LB: I'm talking about the post-2011 period in which current spending grows by 0.7% a year. If you look at capital spending – so building police stations, building schools, building hospitals – if you look at the share of capital spending in the economy that does come down to 1.25% by 2014 for the very simple reason that we have moved it all forward. So 1.25% of GDP is something like twice the level of capital spending that we inherited in 96-97. But it is simply a matter of arithmetic. If you bring it all forward you are going to get a peak which is the peak that you get in this year. It spikes up to just over 3%. So it is a bit of a red herring, I think, to try and mix up capital spending and current spending. You know, if you put the two things together you get the numbers that you talk about.

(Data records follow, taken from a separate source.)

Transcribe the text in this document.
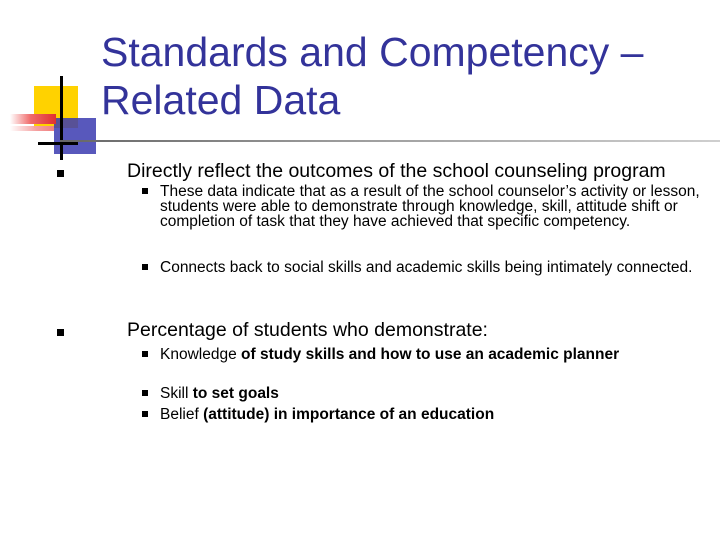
Standards and Competency –
Related Data
Directly reflect the outcomes of the school counseling program
These data indicate that as a result of the school counselor’s activity or lesson, students were able to demonstrate through knowledge, skill, attitude shift or completion of task that they have achieved that specific competency.
Connects back to social skills and academic skills being intimately connected.
Percentage of students who demonstrate:
Knowledge of study skills and how to use an academic planner
Skill to set goals
Belief (attitude) in importance of an education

The translation: “Guilty as charged”. Byrne heroically tries to blow smoke, introducing new metrics of “1.25% of GDP” etc. I do love his preposterous claim that the concept of total spending is somehow a “red herring”.
The issue is quite simple: those spending figures the Prime Minister read out in PMQs last week represent a real-terms cut. Spending after April 2011 is falling. Factor in debt interest, and public service budget will fall by an ever sharper amount – 7% say the IFS. Protect health and its 10%. This is not complex. There will be cuts: the only question is whose.
Byrne was also asked about on Balls’ own-goal claim that education spending would go up after 2011. Balls said: “But if we can get the economy right, as I believe we are doing, I think we can see spending on schools and hospitals rising in real terms after 2011”.
Byrne’s response:-“There is an ‘if’ in that sentence. The right time to set out our position on tax spend and departmental budgets is either at the time of the Pre-Budget Report or at the time of the Budget. The Chancellor will set out the position.”
Good to see even Byrne doesn’t place much store on HM Treasury’s official estimates of a trampoline recovery, the claim
that the economy will grow by an average 3.5% in the three years to April 2014. But for his information, this is the official position of the government and its debt repayment schedule is dependent on such a recovery. A joke, of course, but Byrne really should try a little harder to take it seriously. If the debt markets realise that his repayment schedule is a joke, there will be a price to pay.
*The press conference was announced on email yesterday, then cancelled on email. But when they put it back on again, they didn’t send an email. They only telephoned daily lobby journalists – and so columnists like myself were excluded. Labour later claimed they didn’t want to send out another email, as journalists don’t always check email.